I’ve been working fully remotely for more than ten years now. The last eight as a software engineer at Buffer, a fully remote company since its inception in 2010.
From all these years, I’ve learned a lot: how to balance my work and my personal life, how to communicate better when I write, heck I’ve even learned how to use the right emoji at the right time; it’s more useful than you think if you’re on Slack each day. 😉
In all those years, I’ve also made many mistakes. Way more than I can count, but among those, one is very common among remote workers: reducing my personal relationships at work to almost zero.
When you start working remotely, you suddenly realize how much freedom you have and how little you need to talk about anything outside work with colleagues. You might have some meetings (calls in the remote jargon) here and there, and if you’re lucky, you start to develop some relationships, but you don’t have those moments when you can talk about anything simply because they don’t exist. Each call has a purpose; each interruption has a cost.
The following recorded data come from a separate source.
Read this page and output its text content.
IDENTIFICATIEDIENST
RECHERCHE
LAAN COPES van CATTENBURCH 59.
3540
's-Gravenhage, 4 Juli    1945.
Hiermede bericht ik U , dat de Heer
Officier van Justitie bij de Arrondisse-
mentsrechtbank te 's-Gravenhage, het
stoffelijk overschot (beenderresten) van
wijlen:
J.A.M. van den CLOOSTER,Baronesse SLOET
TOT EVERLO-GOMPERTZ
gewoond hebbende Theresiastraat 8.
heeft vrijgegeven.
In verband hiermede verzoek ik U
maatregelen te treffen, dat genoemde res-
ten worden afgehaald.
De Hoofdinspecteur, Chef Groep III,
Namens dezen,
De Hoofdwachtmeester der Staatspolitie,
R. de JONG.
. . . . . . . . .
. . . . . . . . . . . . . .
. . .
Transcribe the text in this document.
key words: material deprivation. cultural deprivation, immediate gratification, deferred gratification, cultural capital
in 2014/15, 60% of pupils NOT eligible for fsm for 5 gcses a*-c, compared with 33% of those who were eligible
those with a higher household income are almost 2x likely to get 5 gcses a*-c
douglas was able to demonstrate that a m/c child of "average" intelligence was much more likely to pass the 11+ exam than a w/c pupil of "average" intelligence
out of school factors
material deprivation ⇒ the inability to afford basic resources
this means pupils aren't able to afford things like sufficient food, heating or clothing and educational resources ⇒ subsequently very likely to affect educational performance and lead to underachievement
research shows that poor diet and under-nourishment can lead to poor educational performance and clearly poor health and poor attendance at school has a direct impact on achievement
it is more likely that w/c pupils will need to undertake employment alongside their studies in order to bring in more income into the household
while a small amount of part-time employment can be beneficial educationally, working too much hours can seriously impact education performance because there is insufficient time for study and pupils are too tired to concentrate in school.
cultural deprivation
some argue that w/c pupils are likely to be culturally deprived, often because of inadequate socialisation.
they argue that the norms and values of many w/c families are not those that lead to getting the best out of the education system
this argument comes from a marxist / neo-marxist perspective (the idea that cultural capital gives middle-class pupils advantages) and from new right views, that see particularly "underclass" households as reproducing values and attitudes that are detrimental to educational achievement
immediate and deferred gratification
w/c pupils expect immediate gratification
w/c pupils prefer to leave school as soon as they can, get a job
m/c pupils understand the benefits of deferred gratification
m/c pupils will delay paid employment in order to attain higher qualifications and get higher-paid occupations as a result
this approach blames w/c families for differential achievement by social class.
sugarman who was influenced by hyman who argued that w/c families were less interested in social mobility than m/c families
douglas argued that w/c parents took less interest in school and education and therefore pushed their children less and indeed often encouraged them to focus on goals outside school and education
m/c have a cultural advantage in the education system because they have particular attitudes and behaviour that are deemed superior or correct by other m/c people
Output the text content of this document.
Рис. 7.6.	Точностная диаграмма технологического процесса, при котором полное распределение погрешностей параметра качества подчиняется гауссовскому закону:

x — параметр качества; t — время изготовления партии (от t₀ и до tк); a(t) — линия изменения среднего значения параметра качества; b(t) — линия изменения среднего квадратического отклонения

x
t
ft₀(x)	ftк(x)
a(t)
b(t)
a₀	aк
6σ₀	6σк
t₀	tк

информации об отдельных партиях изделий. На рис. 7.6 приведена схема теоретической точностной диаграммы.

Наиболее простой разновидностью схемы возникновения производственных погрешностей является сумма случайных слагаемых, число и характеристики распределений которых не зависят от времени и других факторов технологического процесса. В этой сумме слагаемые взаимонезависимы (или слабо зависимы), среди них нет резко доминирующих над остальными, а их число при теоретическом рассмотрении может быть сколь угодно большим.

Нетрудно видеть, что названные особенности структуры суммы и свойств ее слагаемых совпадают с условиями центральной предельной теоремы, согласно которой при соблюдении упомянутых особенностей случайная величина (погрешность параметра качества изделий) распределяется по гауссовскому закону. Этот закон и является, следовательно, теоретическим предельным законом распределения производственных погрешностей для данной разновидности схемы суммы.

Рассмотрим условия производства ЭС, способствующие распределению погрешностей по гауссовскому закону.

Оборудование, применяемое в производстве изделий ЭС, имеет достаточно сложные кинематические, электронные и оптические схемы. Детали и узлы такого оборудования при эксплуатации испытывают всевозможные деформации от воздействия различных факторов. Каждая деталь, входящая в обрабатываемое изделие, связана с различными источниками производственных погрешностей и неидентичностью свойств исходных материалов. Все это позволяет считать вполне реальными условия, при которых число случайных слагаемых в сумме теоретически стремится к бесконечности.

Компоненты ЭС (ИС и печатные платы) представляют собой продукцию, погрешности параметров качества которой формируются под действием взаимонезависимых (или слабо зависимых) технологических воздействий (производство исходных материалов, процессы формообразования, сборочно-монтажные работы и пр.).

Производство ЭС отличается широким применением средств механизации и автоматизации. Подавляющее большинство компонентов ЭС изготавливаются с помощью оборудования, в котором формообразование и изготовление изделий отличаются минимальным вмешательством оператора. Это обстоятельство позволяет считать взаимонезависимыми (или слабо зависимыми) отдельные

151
Also, if you live outside a big city, you won’t attend many events related to your work, which will decrease your chances of meeting new people in your industry even more.
Developing relationships in a fully remote company is hard; you’re isolated by design. In-person meetings can help a lot even if they don’t happen so often, but you can also visit some colleagues on your own. The real solution is really caring about others in your work environment, which will naturally nurture those relationships and pave the foundation for great relationships.
Some people find this aspect of remote work so hard that they avoid it altogether, and I get it. We’re social creatures; even the most heads-down hardcore programmer in any company needs some social interactions from time to time. We shouldn’t neglect this important aspect of our well-being and instead develop better relationships there.